Saturday morning, we met again for prayer after breakfast, and were happily able to pray together again across the denominational boundaries. Our guide, Danny Ehrlich, led us in a discussion of ancient and modern Jewish and Israeli history to give us the big picture of what our trip will be about.

Then, of course, we ate lunch.

Shabbat being a day of rest, after lunch, we had free time to stroll the lovely paths of the kibbutz, to swim in the indoor pool, and to nap off some jet lag. We reassembled for minha, the afternoon service (and at both the morning and afternoon services, we were able to use a Torah lent to us for Shabbat by the Masorti movement in Israel - the Israeli version of the Conservative movement). Then, seudah shelishit, a light meal, the evening service, and havdalah.

Off we went after Shabbat from the Jerusalem foothills to the Negev desert, to Mitzpeh Ramon, where we had originally intended to be for Shabbat. We enjoyed a traditional dinner with Beduin hospitality.

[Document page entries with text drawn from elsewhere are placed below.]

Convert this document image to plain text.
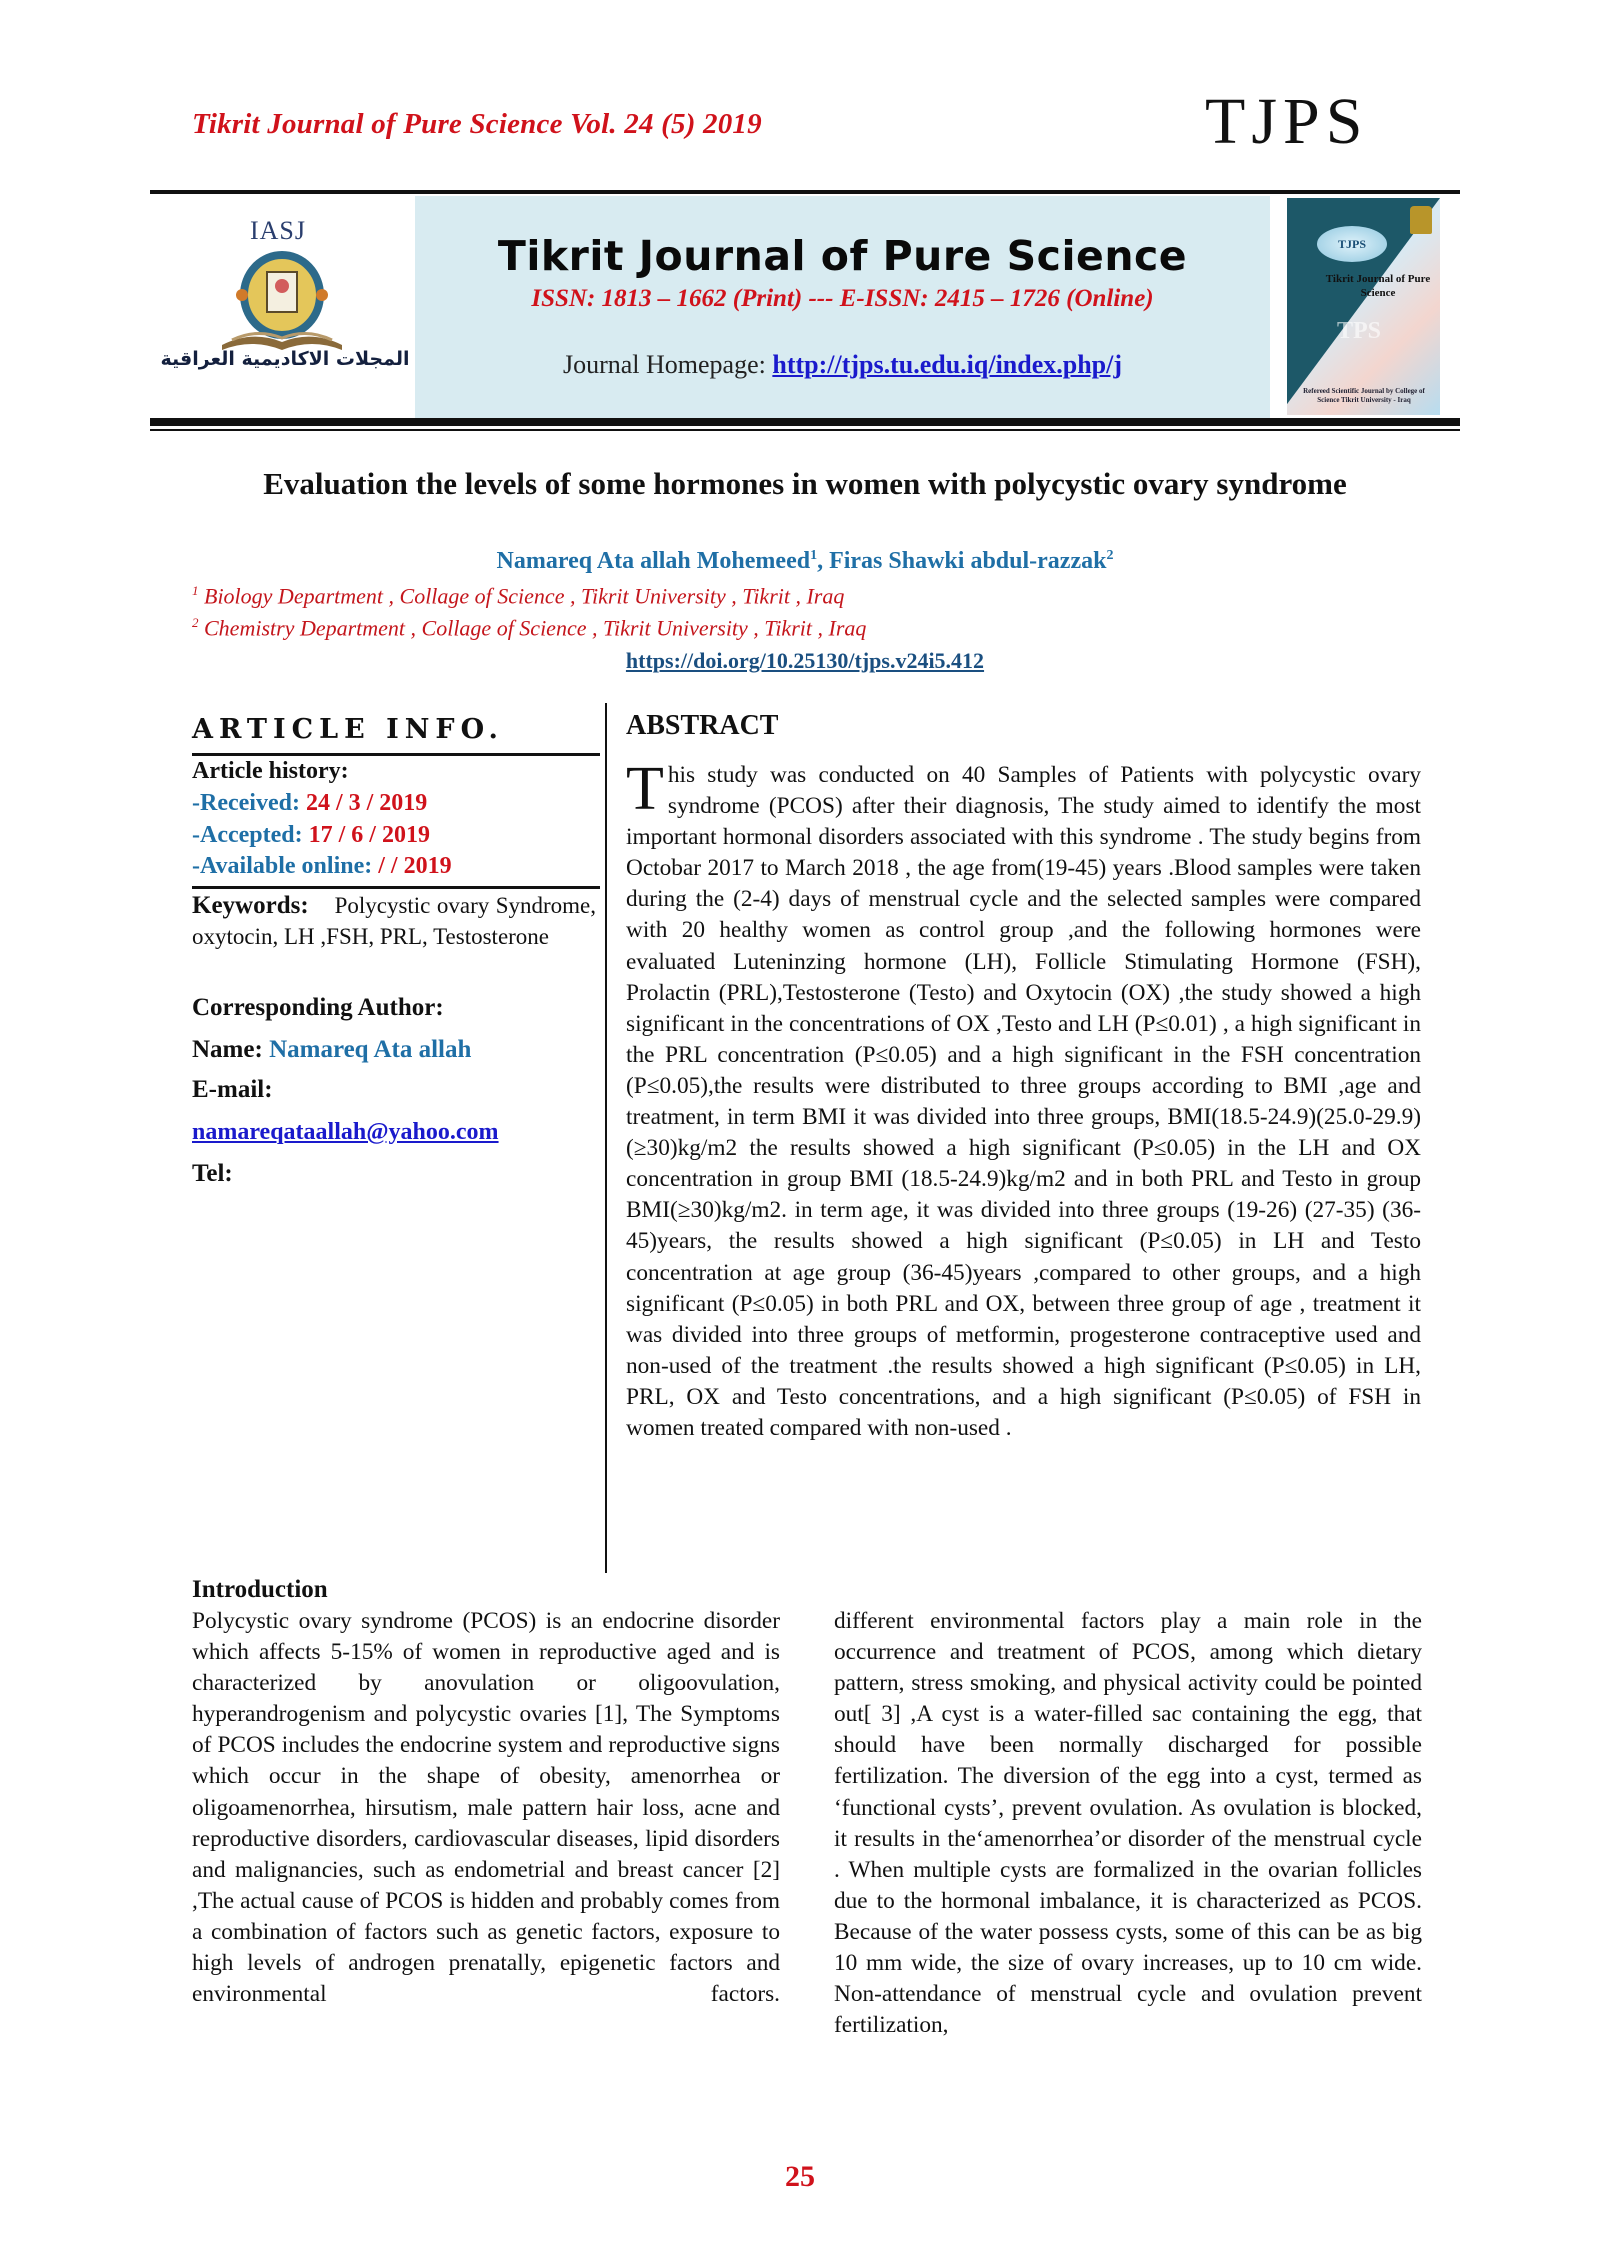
Tikrit Journal of Pure Science Vol. 24 (5) 2019	TJPS
IASJ
المجلات الاكاديمية العراقية
Tikrit Journal of Pure Science
ISSN: 1813 – 1662 (Print) --- E-ISSN: 2415 – 1726 (Online)
Journal Homepage: http://tjps.tu.edu.iq/index.php/j
TJPS
Tikrit Journal of Pure Science
TPS
Refereed Scientific Journal by College of Science Tikrit University - Iraq
Evaluation the levels of some hormones in women with polycystic ovary syndrome
Namareq Ata allah Mohemeed$^1$, Firas Shawki abdul-razzak$^2$
$^1$ Biology Department , Collage of Science , Tikrit University , Tikrit , Iraq
$^2$ Chemistry Department , Collage of Science , Tikrit University , Tikrit , Iraq
https://doi.org/10.25130/tjps.v24i5.412
ARTICLE INFO.
Article history:
-Received: 24 / 3 / 2019
-Accepted: 17 / 6 / 2019
-Available online: / / 2019
Keywords: Polycystic ovary Syndrome, oxytocin, LH ,FSH, PRL, Testosterone
Corresponding Author:
Name: Namareq Ata allah
E-mail:
namareqataallah@yahoo.com
Tel:
ABSTRACT
This study was conducted on 40 Samples of Patients with polycystic ovary syndrome (PCOS) after their diagnosis, The study aimed to identify the most important hormonal disorders associated with this syndrome . The study begins from Octobar 2017 to March 2018 , the age from(19-45) years .Blood samples were taken during the (2-4) days of menstrual cycle and the selected samples were compared with 20 healthy women as control group ,and the following hormones were evaluated Luteninzing hormone (LH), Follicle Stimulating Hormone (FSH), Prolactin (PRL),Testosterone (Testo) and Oxytocin (OX) ,the study showed a high significant in the concentrations of OX ,Testo and LH (P≤0.01) , a high significant in the PRL concentration (P≤0.05) and a high significant in the FSH concentration (P≤0.05),the results were distributed to three groups according to BMI ,age and treatment, in term BMI it was divided into three groups, BMI(18.5-24.9)(25.0-29.9)(≥30)kg/m2 the results showed a high significant (P≤0.05) in the LH and OX concentration in group BMI (18.5-24.9)kg/m2 and in both PRL and Testo in group BMI(≥30)kg/m2. in term age, it was divided into three groups (19-26) (27-35) (36-45)years, the results showed a high significant (P≤0.05) in LH and Testo concentration at age group (36-45)years ,compared to other groups, and a high significant (P≤0.05) in both PRL and OX, between three group of age , treatment it was divided into three groups of metformin, progesterone contraceptive used and non-used of the treatment .the results showed a high significant (P≤0.05) in LH, PRL, OX and Testo concentrations, and a high significant (P≤0.05) of FSH in women treated compared with non-used .
Introduction
Polycystic ovary syndrome (PCOS) is an endocrine disorder which affects 5-15% of women in reproductive aged and is characterized by anovulation or oligoovulation, hyperandrogenism and polycystic ovaries [1], The Symptoms of PCOS includes the endocrine system and reproductive signs which occur in the shape of obesity, amenorrhea or oligoamenorrhea, hirsutism, male pattern hair loss, acne and reproductive disorders, cardiovascular diseases, lipid disorders and malignancies, such as endometrial and breast cancer [2] ,The actual cause of PCOS is hidden and probably comes from a combination of factors such as genetic factors, exposure to high levels of androgen prenatally, epigenetic factors and environmental factors.
different environmental factors play a main role in the occurrence and treatment of PCOS, among which dietary pattern, stress smoking, and physical activity could be pointed out[ 3] ,A cyst is a water-filled sac containing the egg, that should have been normally discharged for possible fertilization. The diversion of the egg into a cyst, termed as ‘functional cysts’, prevent ovulation. As ovulation is blocked, it results in the‘amenorrhea’or disorder of the menstrual cycle . When multiple cysts are formalized in the ovarian follicles due to the hormonal imbalance, it is characterized as PCOS. Because of the water possess cysts, some of this can be as big 10 mm wide, the size of ovary increases, up to 10 cm wide. Non-attendance of menstrual cycle and ovulation prevent fertilization,
25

Mitzpeh Ramon is a development town on the edge of the Ramon Crater. The hardy souls among us, more than half the group, woke early Sunday morning for a pre-dawn hike in the Crater, walking through 220 million years of geologic history. Then we rode camels back at the Beduin hospitality center, and continued to Sde Boker, where David Ben Gurion and his wife Paula are buried overlooking Nahal Zin.

Lunch on Sunday was combined with a program called "Atid Bamidbar," or Future in the Desert, in another development town, Yeruham. This meal was not in a restaurant, but in the private homes of two resident families who open their homes to visiting groups as part of a program designed to increase interaction between people who often don't get to mix much. We enjoyed traditional cooking based on the recipes of the Jews who came to Israel from North Africa, and we enjoyed hearing the family stories of our hosts.

Our weather in sunny Israel was in the mid-80s today.
We wrapped up Sunday at Ein Bokek on the shore of the Dead Sea, with swims in the salt water that is so highly concentrated that you can easily float - and read a book without getting it wet. Some of us took advantage of the hotel's spa facilities, too.

Monday: off to Masada, and then the north of Israel: the Galillee and Golan.